Moneybox

Bikini Kill on the Virtues of Corporate Coffee

Staff work behind the counter of India’s first newly-inaugurated Starbucks outlet in Mumbai on October 19, 2012.

Photo by PUNIT PARANJPE/AFP/Getty Images

It’s easy for coffee snobs to hate on Starbucks, but as this excellent Bikini Kill oral history observes it’s unquestionably been a force for coffee progress in the United States:

Washington’s coffee options were bleak. So the transplants endured Folgers from Safeway until [Tobi] Vail’s mom started mailing oversize bags of beans from home. [Kathleen] Hanna remembers when the first neighborhood Starbucks opened, “Everyone was like, ‘Corporations are taking over the world!’ and we were like, ‘Woo-hoo!’ ”

This is often the case with big chains. Barnes & Noble* or the late Borders weren’t as good as the very best independent bookstores in the country, but in the median American community their arrival was a step forward. Such is the genius of the major chain. The worst coffee shop or bookstore or whatever is the one that doesn’t exist at all, it’s only by bringing ideas to scale that you can achieve ubiquity.

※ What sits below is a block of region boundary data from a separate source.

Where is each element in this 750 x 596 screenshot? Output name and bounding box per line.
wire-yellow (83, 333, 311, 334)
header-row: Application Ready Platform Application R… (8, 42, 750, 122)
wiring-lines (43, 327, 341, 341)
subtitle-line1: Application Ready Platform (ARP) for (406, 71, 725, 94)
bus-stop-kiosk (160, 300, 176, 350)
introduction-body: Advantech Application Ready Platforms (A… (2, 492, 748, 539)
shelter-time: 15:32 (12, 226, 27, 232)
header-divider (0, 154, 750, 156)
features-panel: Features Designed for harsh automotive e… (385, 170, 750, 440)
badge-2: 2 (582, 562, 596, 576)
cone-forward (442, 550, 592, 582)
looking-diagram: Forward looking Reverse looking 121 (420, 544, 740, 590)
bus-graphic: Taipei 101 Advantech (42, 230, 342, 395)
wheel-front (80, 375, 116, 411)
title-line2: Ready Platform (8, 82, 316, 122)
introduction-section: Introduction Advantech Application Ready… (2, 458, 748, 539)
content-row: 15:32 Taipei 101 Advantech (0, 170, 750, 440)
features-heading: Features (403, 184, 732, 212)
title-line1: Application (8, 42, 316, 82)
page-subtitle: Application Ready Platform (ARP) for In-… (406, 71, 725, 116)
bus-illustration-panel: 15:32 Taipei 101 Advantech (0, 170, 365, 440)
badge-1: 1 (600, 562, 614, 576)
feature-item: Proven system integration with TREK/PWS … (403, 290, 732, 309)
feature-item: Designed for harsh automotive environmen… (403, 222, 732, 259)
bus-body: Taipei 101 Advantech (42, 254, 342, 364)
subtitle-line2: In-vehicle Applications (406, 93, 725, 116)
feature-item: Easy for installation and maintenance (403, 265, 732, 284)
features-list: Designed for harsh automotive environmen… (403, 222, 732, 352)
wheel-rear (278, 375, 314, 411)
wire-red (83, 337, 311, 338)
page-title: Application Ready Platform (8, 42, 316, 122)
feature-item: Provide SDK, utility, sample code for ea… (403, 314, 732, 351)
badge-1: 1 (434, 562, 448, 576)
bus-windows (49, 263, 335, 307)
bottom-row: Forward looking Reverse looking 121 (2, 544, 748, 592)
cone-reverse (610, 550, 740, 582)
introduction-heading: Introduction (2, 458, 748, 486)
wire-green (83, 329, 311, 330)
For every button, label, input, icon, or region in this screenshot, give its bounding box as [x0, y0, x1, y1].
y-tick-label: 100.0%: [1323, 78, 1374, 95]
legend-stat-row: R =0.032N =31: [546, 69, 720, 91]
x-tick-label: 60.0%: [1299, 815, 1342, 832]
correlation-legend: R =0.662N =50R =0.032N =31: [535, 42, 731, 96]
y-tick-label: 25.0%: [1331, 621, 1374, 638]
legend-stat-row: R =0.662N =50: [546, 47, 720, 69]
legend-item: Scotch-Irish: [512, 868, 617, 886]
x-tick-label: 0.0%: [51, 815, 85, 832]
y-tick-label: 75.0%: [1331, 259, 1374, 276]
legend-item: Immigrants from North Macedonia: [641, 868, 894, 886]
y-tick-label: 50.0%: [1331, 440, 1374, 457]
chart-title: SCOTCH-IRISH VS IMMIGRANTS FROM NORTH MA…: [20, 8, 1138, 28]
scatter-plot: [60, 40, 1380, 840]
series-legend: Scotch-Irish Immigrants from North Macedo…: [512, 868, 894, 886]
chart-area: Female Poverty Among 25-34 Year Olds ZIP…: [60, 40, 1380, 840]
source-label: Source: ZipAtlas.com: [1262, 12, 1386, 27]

The best thing about it is that by creating ubiquitous markets for higher-end coffee products, Starbucks has built a bold new American landscape where in towns all across the country people try to out-compete Starbucks by launching independent coffee shops that are superior along one or more dimensions. The bar, once set, is further raised by competition.

Correction, Nov. 19: This post originally misspelled Barnes & Noble.